Dylan looked down the alley alongside the building. The old Campbell Trading Company sign had been moved into the alley, and apparently the new entrance for his father’s business was the old freight door. In front the ware house sign was gone, and Claude’s new sign proclaimed,
LAND OFFICE
. Claude had said the business was trying to appeal to Yanks.

Dylan led Dru and Anastasie through his father’s old office, now tripled in size and very much spruced up in appearance, into the huge storage space. He felt funny about it. This was the heart of the Campbell business, the end of the efforts of hundreds of very skilled men facing very real dangers in the wilds, sacrificing their blood, their sweat, their lives. Here the furs came from the interior and were shipped to London.
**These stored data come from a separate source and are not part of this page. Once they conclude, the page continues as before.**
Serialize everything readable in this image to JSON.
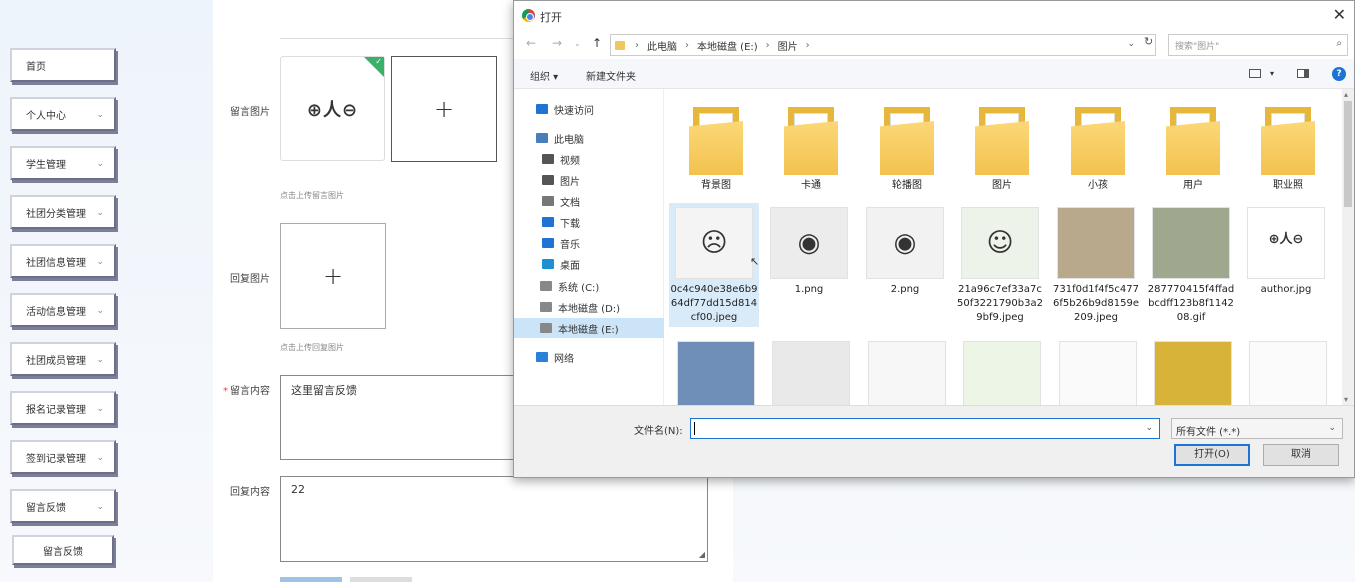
{
  "sidebar": {
    "items": [
      {
        "label": "首页",
        "chevron": false
      },
      {
        "label": "个人中心",
        "chevron": true
      },
      {
        "label": "学生管理",
        "chevron": true
      },
      {
        "label": "社团分类管理",
        "chevron": true
      },
      {
        "label": "社团信息管理",
        "chevron": true
      },
      {
        "label": "活动信息管理",
        "chevron": true
      },
      {
        "label": "社团成员管理",
        "chevron": true
      },
      {
        "label": "报名记录管理",
        "chevron": true
      },
      {
        "label": "签到记录管理",
        "chevron": true
      },
      {
        "label": "留言反馈",
        "chevron": true
      },
      {
        "label": "留言反馈",
        "chevron": false
      }
    ]
  },
  "form": {
    "message_image_label": "留言图片",
    "message_image_hint": "点击上传留言图片",
    "stamp_text": "⊕人⊖",
    "reply_image_label": "回复图片",
    "reply_image_hint": "点击上传回复图片",
    "message_content_label": "留言内容",
    "message_content_value": "这里留言反馈",
    "reply_content_label": "回复内容",
    "reply_content_value": "22"
  },
  "dialog": {
    "title": "打开",
    "breadcrumb": [
      "此电脑",
      "本地磁盘 (E:)",
      "图片"
    ],
    "search_placeholder": "搜索\"图片\"",
    "toolbar": {
      "organize": "组织 ▾",
      "new_folder": "新建文件夹"
    },
    "nav": [
      {
        "label": "快速访问",
        "icon": "star-icon",
        "color": "#1f74d3"
      },
      {
        "label": "此电脑",
        "icon": "computer-icon",
        "color": "#4a7ebb"
      },
      {
        "label": "视频",
        "icon": "video-icon",
        "color": "#555"
      },
      {
        "label": "图片",
        "icon": "picture-icon",
        "color": "#555"
      },
      {
        "label": "文档",
        "icon": "document-icon",
        "color": "#777"
      },
      {
        "label": "下载",
        "icon": "download-icon",
        "color": "#1f74d3"
      },
      {
        "label": "音乐",
        "icon": "music-icon",
        "color": "#1f74d3"
      },
      {
        "label": "桌面",
        "icon": "desktop-icon",
        "color": "#1f8fd3"
      },
      {
        "label": "系统 (C:)",
        "icon": "drive-c-icon",
        "color": "#888"
      },
      {
        "label": "本地磁盘 (D:)",
        "icon": "drive-d-icon",
        "color": "#888"
      },
      {
        "label": "本地磁盘 (E:)",
        "icon": "drive-e-icon",
        "color": "#888"
      },
      {
        "label": "网络",
        "icon": "network-icon",
        "color": "#2a7fd6"
      }
    ],
    "folders": [
      "背景图",
      "卡通",
      "轮播图",
      "图片",
      "小孩",
      "用户",
      "职业照"
    ],
    "files": [
      "0c4c940e38e6b964df77dd15d814cf00.jpeg",
      "1.png",
      "2.png",
      "21a96c7ef33a7c50f3221790b3a29bf9.jpeg",
      "731f0d1f4f5c4776f5b26b9d8159e209.jpeg",
      "287770415f4ffadbcdff123b8f114208.gif",
      "author.jpg"
    ],
    "filename_label": "文件名(N):",
    "filename_value": "",
    "filetype": "所有文件 (*.*)",
    "open_button": "打开(O)",
    "cancel_button": "取消"
  }
}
Here the trade goods came from London and were shipped to the interior. With the Campbell family making a profit each direction.

As a boy Dylan had spent afternoons after school here with his father and liked the place, liked the pungent smells and the rough camaraderie of men. Now that he had been into the wilds, had seen what it took to get the hides to ship to England to provide fashionable hats for civilized people, he felt ambivalent about it.

It was a big, dark, low-ceilinged structure of logs. There were few windows and no candles. The chinking left holes, and on this summer day the doors were thrown open, creating slanting striations of bright light against blackness. Through this bleak pattern of black and white stripes moved a dozen or so men, working.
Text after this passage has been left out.